In our work, the absence of axial involvement is associated with higher probability to reach a state of MDA. In particular, our results showed that the absence of axial involvement was associated with higher probability to reach a state of MDA. MDA, per se, is more influenced by peripheral joint involvement; or alternatively, the presence of axial involvement might be associated with a more severe disease. It has been suggested that MDA may not define a state of remission or near-remission. A definition of remission in PsA has not been uniformly accepted: DAPSA score ≤ 3.3 and DAS28-CRP < 2.6 could be useful surrogates of remission, especially in patients with PsA who have predominant peripheral joint involvement. In our study, the percentage of patients achieving DAS28-CRP remission criteria (69.3%) and MDA did not statistically differ, while the percentage of patients with PsA who reached DAPSA score (36%) was significantly lower (p < 0.01). It is clear that composite measures used in RA such as the DAS28 rely mainly on disease activity in 28 joints, and therefore do not fully represent the peripheral joint involvement of PsA. In fact, DAS28 is a measure tailored mainly for small joint involvement of the hands, while PsA is a real heterogeneous disease. Moreover, these composite measures do not fully evaluate the multiple clinical domains of psoriatic disease (e.g., enthesitis, dactylitis, and skin involvement). Nevertheless, another study has reported that the DAS28 is a valid instrument for measuring disease activity regarding response to biologic therapies32. As indicated by our study, a DAPSA score ≤ 3.3 seems to represent a more stringent definition of remission. Overall, we found a moderate concordance (k > 0.4) between MDA and DAPSA remission criteria at 4 and 12 months of treatment. This result proves that DAPSA and MDA might have an acceptable agreement, even if they are composite indices, made to a certain extent by items exploring different domains. In particular, DAPSA does not explore skin and entheseal involvement, but includes an objective variable of inflammation (CRP) and VAS pain.
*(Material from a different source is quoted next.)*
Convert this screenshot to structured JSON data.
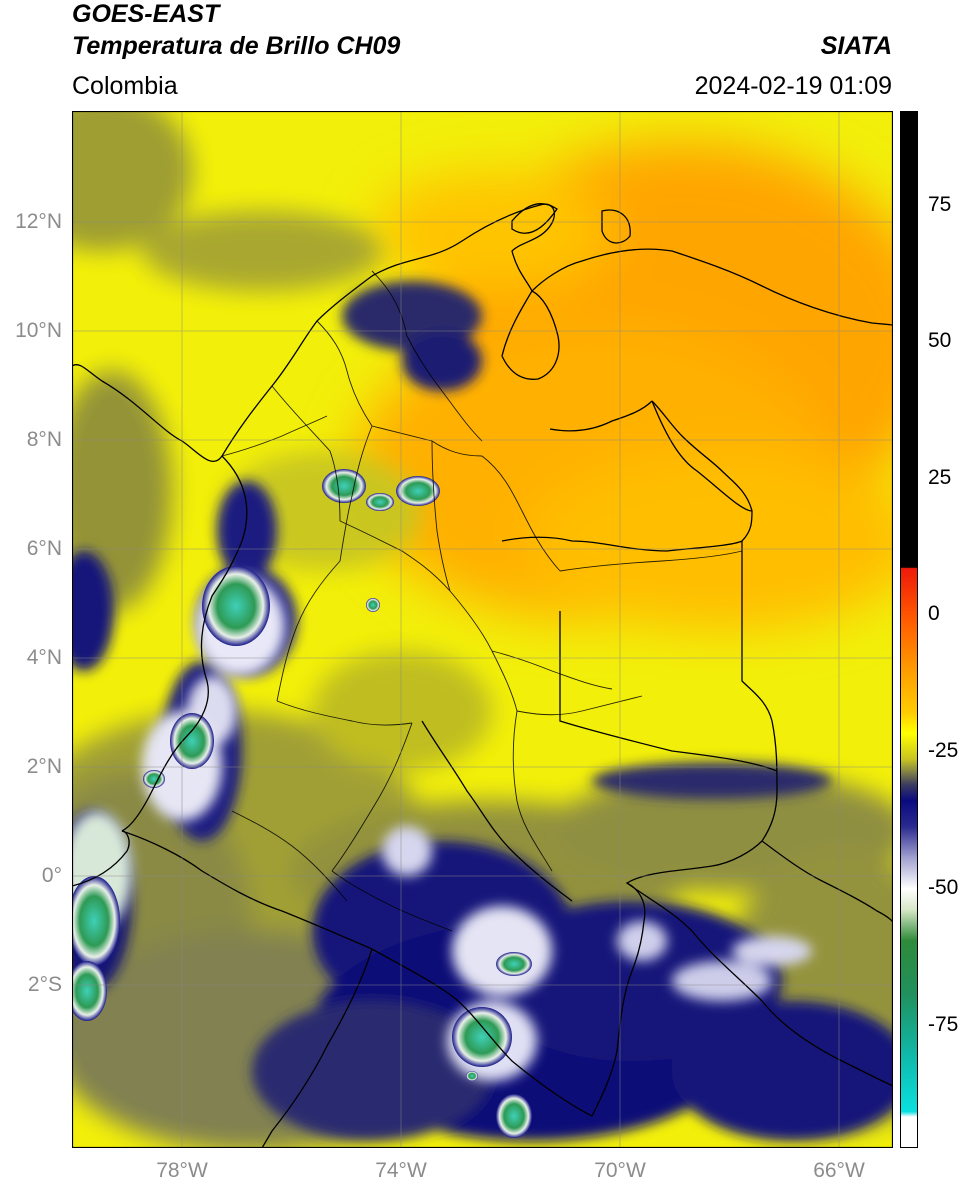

A limitation of our study was the absence of PASDAS and CPDAI as response criteria. Both these criteria might prove to be well-suited to assess disease activity in PsA. However, because they are not used in our clinical practice on a regular basis, we could not include them in our study.
Despite the relatively small number of patients, our present study confirmed that a high rate of MDA may be achieved by patients with PsA treated with anti-TNF-α drugs. It also showed that MDA, DAS28, and DAPSA are not easily interchangeable measures of disease activity in PsA.
- Accepted for publication October 16, 2015.